# Opinions On These



## pg tips (May 16, 2003)

I'm after a change of work watch and although it pains me to say it I like this & it's qtz

sellers pic










I don't know the model number or anything but I've hankered after a proper slide rule bezel for a while now and know the seiko quality so I think this maybe the watch for me?

Anyone had / got one? What do you think of them?


----------



## pg tips (May 16, 2003)

It would appear it's a SND253P1

off for a Google!


----------



## Roy (Feb 23, 2003)

It looks good PG. Is that one of these ones where the 1/10th chrono hand spins like a fan ?


----------



## Stan (Aug 7, 2003)

I like it, looks very workmanlike and solid.









Nowt wrong with quartz.


----------



## Roy (Feb 23, 2003)

PS. PG whats "Oppinions".


----------



## pg tips (May 16, 2003)

I'm no expert but yes I think so 7T92 movement. can't seem to find them on seiko's site, don't know if they are an old model. There is a newer one but the dial is much busier. seen them in blue as well on a US site at around $150 but I wont be ordering from there.

Can you source them Roy?

Ah just read it's a 1/20th stopwatch if that means anything to anyone


----------



## Stan (Aug 7, 2003)

Roy said:


> PS. PG whats "Oppinions".
> 
> 
> 
> ...


Not another spelling test? Git.


----------



## Roy (Feb 23, 2003)

Ah right it means that it spins like a fan.

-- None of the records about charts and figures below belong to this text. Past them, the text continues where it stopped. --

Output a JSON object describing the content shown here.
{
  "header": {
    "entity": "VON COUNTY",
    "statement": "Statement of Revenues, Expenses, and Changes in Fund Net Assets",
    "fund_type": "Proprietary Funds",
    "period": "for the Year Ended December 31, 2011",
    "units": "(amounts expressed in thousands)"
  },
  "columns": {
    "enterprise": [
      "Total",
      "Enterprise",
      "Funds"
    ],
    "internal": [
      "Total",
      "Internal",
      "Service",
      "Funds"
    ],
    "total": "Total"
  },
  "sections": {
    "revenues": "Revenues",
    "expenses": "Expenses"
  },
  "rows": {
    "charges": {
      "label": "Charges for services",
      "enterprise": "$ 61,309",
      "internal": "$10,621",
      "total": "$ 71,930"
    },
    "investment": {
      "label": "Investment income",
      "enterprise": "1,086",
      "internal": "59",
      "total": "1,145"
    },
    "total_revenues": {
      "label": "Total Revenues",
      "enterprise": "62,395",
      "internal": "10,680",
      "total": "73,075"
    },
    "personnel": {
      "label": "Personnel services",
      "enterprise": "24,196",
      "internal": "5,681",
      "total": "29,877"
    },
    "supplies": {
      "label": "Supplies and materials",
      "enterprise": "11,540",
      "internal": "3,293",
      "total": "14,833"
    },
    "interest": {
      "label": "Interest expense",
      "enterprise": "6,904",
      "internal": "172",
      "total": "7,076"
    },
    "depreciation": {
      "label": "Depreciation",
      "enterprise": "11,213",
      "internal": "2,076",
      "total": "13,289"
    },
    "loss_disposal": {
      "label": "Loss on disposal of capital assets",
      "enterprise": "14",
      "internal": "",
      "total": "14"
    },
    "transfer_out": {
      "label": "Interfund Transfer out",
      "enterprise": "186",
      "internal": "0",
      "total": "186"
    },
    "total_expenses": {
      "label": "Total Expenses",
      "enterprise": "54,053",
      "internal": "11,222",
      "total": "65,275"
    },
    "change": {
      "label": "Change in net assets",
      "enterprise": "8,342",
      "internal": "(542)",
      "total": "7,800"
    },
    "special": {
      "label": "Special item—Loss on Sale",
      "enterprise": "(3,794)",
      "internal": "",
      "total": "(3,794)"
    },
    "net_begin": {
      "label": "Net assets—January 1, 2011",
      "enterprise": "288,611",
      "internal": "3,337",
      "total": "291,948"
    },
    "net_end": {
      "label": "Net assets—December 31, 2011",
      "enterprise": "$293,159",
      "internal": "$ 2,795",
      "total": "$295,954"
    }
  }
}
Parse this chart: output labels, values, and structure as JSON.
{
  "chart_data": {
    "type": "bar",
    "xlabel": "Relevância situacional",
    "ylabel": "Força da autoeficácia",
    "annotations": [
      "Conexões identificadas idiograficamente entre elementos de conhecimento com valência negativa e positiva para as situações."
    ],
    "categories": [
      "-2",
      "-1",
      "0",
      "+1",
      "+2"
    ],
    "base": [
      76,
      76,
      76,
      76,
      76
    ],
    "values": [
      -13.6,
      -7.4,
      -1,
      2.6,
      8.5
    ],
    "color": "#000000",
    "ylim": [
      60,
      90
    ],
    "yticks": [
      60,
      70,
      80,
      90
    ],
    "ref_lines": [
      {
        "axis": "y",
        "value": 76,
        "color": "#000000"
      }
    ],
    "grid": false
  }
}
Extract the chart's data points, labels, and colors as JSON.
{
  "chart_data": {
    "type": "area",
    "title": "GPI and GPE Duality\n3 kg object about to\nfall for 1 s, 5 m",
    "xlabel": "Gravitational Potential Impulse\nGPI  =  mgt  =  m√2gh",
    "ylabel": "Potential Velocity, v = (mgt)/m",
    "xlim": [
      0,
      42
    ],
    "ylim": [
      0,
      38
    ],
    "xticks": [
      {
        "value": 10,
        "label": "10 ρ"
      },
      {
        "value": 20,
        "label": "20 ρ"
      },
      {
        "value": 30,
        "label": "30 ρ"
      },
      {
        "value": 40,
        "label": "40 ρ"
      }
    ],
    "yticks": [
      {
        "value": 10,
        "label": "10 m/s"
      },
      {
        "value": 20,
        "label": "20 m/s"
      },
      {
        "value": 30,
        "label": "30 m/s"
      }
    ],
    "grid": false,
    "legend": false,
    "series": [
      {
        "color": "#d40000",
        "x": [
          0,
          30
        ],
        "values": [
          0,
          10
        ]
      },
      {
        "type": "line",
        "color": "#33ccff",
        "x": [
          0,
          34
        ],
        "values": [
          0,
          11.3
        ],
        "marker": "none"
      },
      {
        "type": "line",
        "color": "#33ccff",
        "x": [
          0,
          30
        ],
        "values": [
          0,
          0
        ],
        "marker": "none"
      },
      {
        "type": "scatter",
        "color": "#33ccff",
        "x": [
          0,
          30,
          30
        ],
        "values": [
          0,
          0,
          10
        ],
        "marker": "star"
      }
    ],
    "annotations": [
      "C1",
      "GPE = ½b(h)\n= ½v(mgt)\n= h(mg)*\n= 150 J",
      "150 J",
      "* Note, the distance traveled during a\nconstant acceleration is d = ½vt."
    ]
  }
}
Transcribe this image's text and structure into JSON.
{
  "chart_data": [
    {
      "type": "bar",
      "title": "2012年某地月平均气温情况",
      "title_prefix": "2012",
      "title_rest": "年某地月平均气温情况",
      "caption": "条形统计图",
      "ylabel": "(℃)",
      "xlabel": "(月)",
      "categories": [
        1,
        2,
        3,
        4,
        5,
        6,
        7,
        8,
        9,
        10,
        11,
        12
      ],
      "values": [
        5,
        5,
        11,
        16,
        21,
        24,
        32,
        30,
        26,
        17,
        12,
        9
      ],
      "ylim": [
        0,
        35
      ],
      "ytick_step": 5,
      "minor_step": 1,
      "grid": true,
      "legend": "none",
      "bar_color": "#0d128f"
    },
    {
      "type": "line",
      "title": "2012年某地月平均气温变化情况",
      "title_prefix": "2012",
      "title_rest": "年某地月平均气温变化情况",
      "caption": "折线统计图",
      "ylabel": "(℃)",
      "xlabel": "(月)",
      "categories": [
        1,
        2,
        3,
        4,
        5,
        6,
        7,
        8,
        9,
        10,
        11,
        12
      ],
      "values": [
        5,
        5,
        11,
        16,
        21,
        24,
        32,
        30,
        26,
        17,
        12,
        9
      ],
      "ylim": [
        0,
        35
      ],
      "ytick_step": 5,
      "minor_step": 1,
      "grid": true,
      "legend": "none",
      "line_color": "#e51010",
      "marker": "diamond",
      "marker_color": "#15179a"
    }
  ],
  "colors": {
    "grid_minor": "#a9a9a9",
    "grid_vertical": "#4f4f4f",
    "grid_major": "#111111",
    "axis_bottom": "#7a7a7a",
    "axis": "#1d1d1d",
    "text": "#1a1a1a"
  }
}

I think that Hawky has one and has commented on it before.

These are quite collectable I believe.


----------



## pg tips (May 16, 2003)

don't know what you mean Roy it's only one P as I have written


----------



## Roy (Feb 23, 2003)

pg tips said:


> don't know what you mean Roy it's only one P as I have written
> 
> 
> 
> ...


I must be seeing things I could have sworn it had two not so long ago.


----------



## Silver Hawk (Dec 2, 2003)

Roy said:


> Ah right it means that it spins like a fan.
> 
> I think that Hawky has one and has commented on it before.
> 
> ...


No, mine is the 7T59 1/100th sec.....not 1/10th sec. Mine is the collectable one!


----------



## Roy (Feb 23, 2003)

Please forgive me it is late.


----------



## Padraig (Jan 16, 2005)

I just sold one of these on this forum, you should have paid more attention!!!


----------



## pg tips (May 16, 2003)

Doh! Yep jus like me just seen a blue one sold on the other side not too long back.

What do you think of tthem Padraig?


----------



## pg tips (May 16, 2003)

just been back and looked, I did see it b4 that's the one I pm'd you about but it had already gone isn't it?

Didn't realise it was the same watch









That's it then I've seen it twice now and liked it both times so I think I need to get one!


----------



## Padraig (Jan 16, 2005)

Nice watch, 7t92 calibre but I hardly wore it, so I sold it, you can pick them up on ebay for around Â£60-Â£80, mostly from asian sellers.


----------